It depends on how you look at it
It's a long time since I talked about metaphors in one of these articles - nearly 2 years in fact (Change Work June 06). So it's definitely time for a re-visit.
The term "metaphor" is commonly used in two different senses. One is the application of a descriptive phrase to something when it isn't literally applicable. This makes writing or speech more interesting and conjures up images for the reader or listener that don't have to be described in detail. For example, "like a bat out of hell" refers to something that no-one has actually seen (as far as I know!) and yet is very evocative.
You can try too hard though, as demonstrated by the following attempts at metaphor, reputedly from high school essays in the US:
She grew on him like she was a colony of E. coli, and he was room temperature Canadian beef.
Even in his last years, Granddad had a mind like a steel trap, only one that had been left out so long, it had rusted shut.
The young fighter had a hungry look, the kind you get from not eating for a while.
He was as lame as a duck. Not the metaphorical lame duck, either, but a real duck that was actually lame, maybe from stepping on a land mine or something.
He was as tall as a six-foot, three-inch tree.
Her vocabulary was as bad as, like, whatever.
Rather hurriedly leaving those pearls behind ...
... the other type of metaphor is the symbol used to represent something else - and that "something else" is usually not named explicitly. In oratory it can be used to great effect: "From Stettin in the Baltic to Trieste in the Adriatic an iron curtain has descended across the Continent", was Churchill's metaphor for the relationship between the Soviet Union and the western powers immediately after the Second World War. He went on to describe what he meant by this but I don't think he really needed to.
In coaching, a metaphor is often expanded to be a story that isn't obviously related to the problem at hand. Such use of story/metaphor is very useful because it avoids the coach imposing their own ideas on the coachee. On the contrary, the listener can't help but fill in the gaps according to their own interpretation. They will also work, perhaps unconsciously, to resolve ambiguities and apparent contradictions, driven by their need to make sense of what they've heard.
This works because the meaning that the coachee gives to the story is inevitably related to the problem they're wrestling with. And the oblique approach allows them to see connections and possibilities that their logical processing couldn't get to.
For example, sometimes you get stuck. Not only can you not see the answer, or the way forward from where you are in life or work, but you can't imagine how there could even be an answer. So what kind of change - in you - can break you free?
Perhaps a story will help!
Once I dreamt that I was lost in a forest. I was looking for a special place in the middle of the endless wood. I didn't know what was there - perhaps some kind of answer - but I knew I had to find it!
I followed one track after another, but always seemed to come back to the same place. At least it looked like the same place, but it was very difficult to tell in the featureless expanse of trees.
After what felt like days of wandering, with no clue as to the right direction, I finally came out into a clearing. It was an area of short grass - almost like a lawn. I stood at its centre and looked around.
The trees of the forest were of a type with long, bare trunks reaching up to a high canopy. But they grew so close together that the trunks formed an impenetrable wall, right round the clearing.
As I stood in confusion, I suddenly felt my eyes drawn to a particular direction.
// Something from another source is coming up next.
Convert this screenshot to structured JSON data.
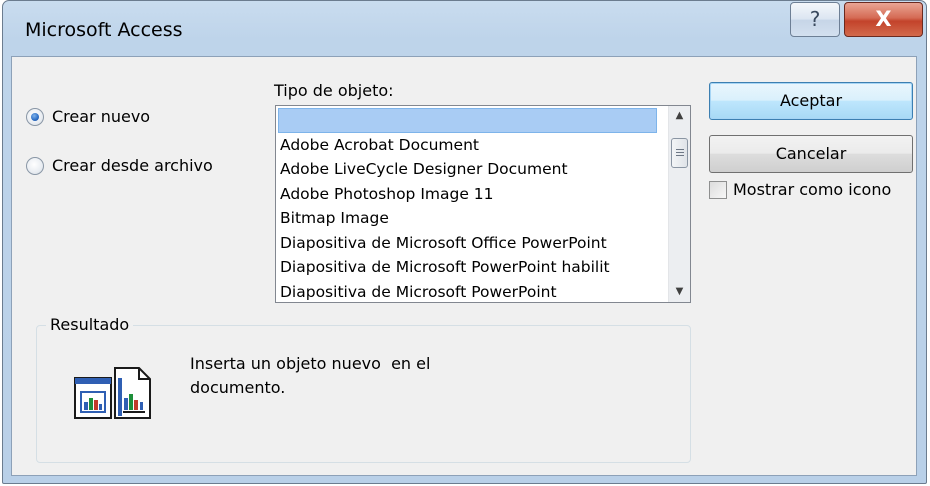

It was as though an inner force was controlling me.
But the tree wall there was just as solid as everywhere else.
The harder I peered, the less I could see!
Then, the inner force urged me to step sideways - just two paces to my left. Miraculously, with that small change of perspective, the trees in front of me lined up! Instead of a blank wall of wood, I could see the ends of two, parallel rows of slender trunks stretching away into the distance. The gap between them formed a long, long vista.
And at the end of that avenue was a glint of gold as something bright caught the evening sun.
I set off towards it with a new hope ...
Let me know what connections you made from this!